When we are baptized, we are baptized into the church universal. That means that by our baptism we become members not only of a specific local congregation, but of the wider church of Jesus Christ. Our baptism is shared across the differences in individual churches. That bit of theology is shared by the majority of Christian churches, but there are a few that do not recognize the baptisms of other church families. It is a long-standing division in the church. Many people think of that division in terms of the method of baptism. Because some congregations practice baptism by total immersion of the body, while most practice baptism by using water symbolically to pour over or touch the person baptized, it has become common to think of that distinction as the difference between churches. Others have come to distinguish believer’s baptism from infant baptism, saying that baptism should be a matter of individual choice and the one baptized must be old enough to make their own choice. The baptism of infants, and indeed of entire families, however, has been a part of the church from its very beginning. These distinctions of method and of age, however, are not at the heart of the ancient controversy. Anabaptists do hold strongly to their convictions about believer’s baptism, but the name given to this part of protestant Christianity comes not from the age of the one baptized, but rather from the practice of repeating baptism for one already baptized. Mainstream Christianity has accepted baptism as a once in a lifetime event. If it is truly a sacrament, then it is beyond the limits of human frailty. Whether or not we performed the act according to a particular ritual or custom is not the point. If it is indeed the Holy Spirit who baptizes, which is what we believe, then our human part in the ceremony is not the important element.

Christians have been arguing about distinctions of baptism for over 500 years, and it is likely that we will continue to have disagreements about it long into the future. Interesting to me, as a member of the United Church of Christ is that our denomination, formed by the union of multiple predecessor denominations, has elements of both mainstream and anabaptist roots. We practice and recognize multiple forms of baptism. Some of our members have been baptized as infants. Some were baptized as youth. Some were baptized as adults. We recognize baptism by sprinkling and pouring and immersion. As a pastor, I have officiated at baptisms in churches with and without immersion tanks. I have officiated at baptisms in streams and lakes and swimming pools. Our denomination recognizes all of these baptisms as valid and meaningful.

I myself was baptized as an infant. I have my original baptismal certificate, signed by Rev. Brentwood Barker, pastor of the church my family attended. As a young teenager, I was confirmed in that same congregation with Rev. Joe LaDu officiating at the ceremony. In our tradition, confirmation of baptism is the act of free association when an individual joins in an equal covenant with a particular congregation. It was the first of several congregations to which I have belonged. When I was in college, I transferred my membership to a congregation in the town where we went to college. It was in that congregation that we were married and we kept our membership in that congregation when we went away to seminary.

Ministers of the United Church of Christ belong to the local congregations that they are called to serve, so my membership has been transferred to each of the congregations into which I was installed as pastor: Reeder and Hettinger Congregational United Churches in North Dakota, Wright Community Congregational United Church of Christ in Boise, Idaho, and First Congregational United Church of Christ in Rapid City, South Dakota. In the normal course of our lives, we would have already changed our membership to the congregation we participate in here, but the pandemic has meant that the process has taken a bit longer than usual. So today is the day of our formal covenant with First Congregational United Church of Christ in Bellingham, Washington. We will be formally received into membership in this morning’s service. Because this congregation is still meeting virtually due to the ongoing pandemic, the process has been a bit unusual. We actually spoke our part of the covenant in a zoom conference a couple of weeks ago. That recording will be played and the congregation will speak their part of the covenant in this morning’s worship service. Because the service is virtual, some members will be participating live while others will view the service at another time during the week. It certainly isn’t the same as being there in person, but we feel that we are being warmly received and are looking forward to both the worship service and the virtual fellowship hour that will follow.

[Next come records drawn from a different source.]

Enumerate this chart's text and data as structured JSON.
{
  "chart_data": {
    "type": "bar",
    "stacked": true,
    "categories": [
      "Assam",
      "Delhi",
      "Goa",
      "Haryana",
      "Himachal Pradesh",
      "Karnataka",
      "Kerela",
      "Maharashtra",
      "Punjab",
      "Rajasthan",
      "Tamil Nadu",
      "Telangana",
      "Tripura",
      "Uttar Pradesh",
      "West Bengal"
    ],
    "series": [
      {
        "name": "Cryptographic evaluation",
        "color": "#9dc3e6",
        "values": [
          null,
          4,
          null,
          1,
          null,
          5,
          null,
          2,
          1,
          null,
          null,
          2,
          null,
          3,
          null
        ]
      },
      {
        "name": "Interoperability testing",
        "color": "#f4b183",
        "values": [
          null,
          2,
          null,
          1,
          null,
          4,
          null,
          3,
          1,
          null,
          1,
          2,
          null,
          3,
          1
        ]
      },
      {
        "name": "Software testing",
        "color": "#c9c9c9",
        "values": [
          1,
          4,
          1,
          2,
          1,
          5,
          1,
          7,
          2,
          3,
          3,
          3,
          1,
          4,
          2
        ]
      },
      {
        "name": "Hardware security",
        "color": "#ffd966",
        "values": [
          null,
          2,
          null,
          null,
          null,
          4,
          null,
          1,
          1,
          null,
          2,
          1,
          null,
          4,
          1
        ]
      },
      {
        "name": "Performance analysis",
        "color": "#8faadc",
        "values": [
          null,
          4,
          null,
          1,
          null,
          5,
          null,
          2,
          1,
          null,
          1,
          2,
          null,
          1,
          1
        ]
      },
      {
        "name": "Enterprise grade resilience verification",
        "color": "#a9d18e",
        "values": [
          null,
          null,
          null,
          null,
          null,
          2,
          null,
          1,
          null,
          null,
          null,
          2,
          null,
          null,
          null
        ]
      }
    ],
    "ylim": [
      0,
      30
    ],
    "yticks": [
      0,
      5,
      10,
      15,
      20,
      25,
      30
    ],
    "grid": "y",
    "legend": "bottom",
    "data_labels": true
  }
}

There is a bit of sadness in having transferred our membership from our Rapid City Congregation. There has been a bit of sadness in each of the other times that I have transferred my membership. I become attached to congregations. I have belonged to 1st Congregational United Church of Christ in Rapid City, South Dakota longer than I have belonged to any other congregation. Transferring my membership, however, does not disconnect me from that congregation. We believe that we are all part of the larger church universal. My baptism has been fully recognized in each congregation that I have joined in this life’s journey.

Through the asynchronicity of virtual worship, our membership certificates arrived by mail earlier this week so we would have them this morning. We are newcomers to a congregation with a long and courageous history. We have much to learn about this specific congregation and we are longing for the return to in person worship, which will begin in this congregation in three weeks on June 27.

The prophet Isaiah spoke of God’s continual creation with words that are often quoted in reference to Jesus: “I am about to do a new thing; now it springs forth, do you not perceive it? I will make a way in the wilderness and rivers in the desert.” (Isaiah 43:19).

Today is a day of a new thing for us.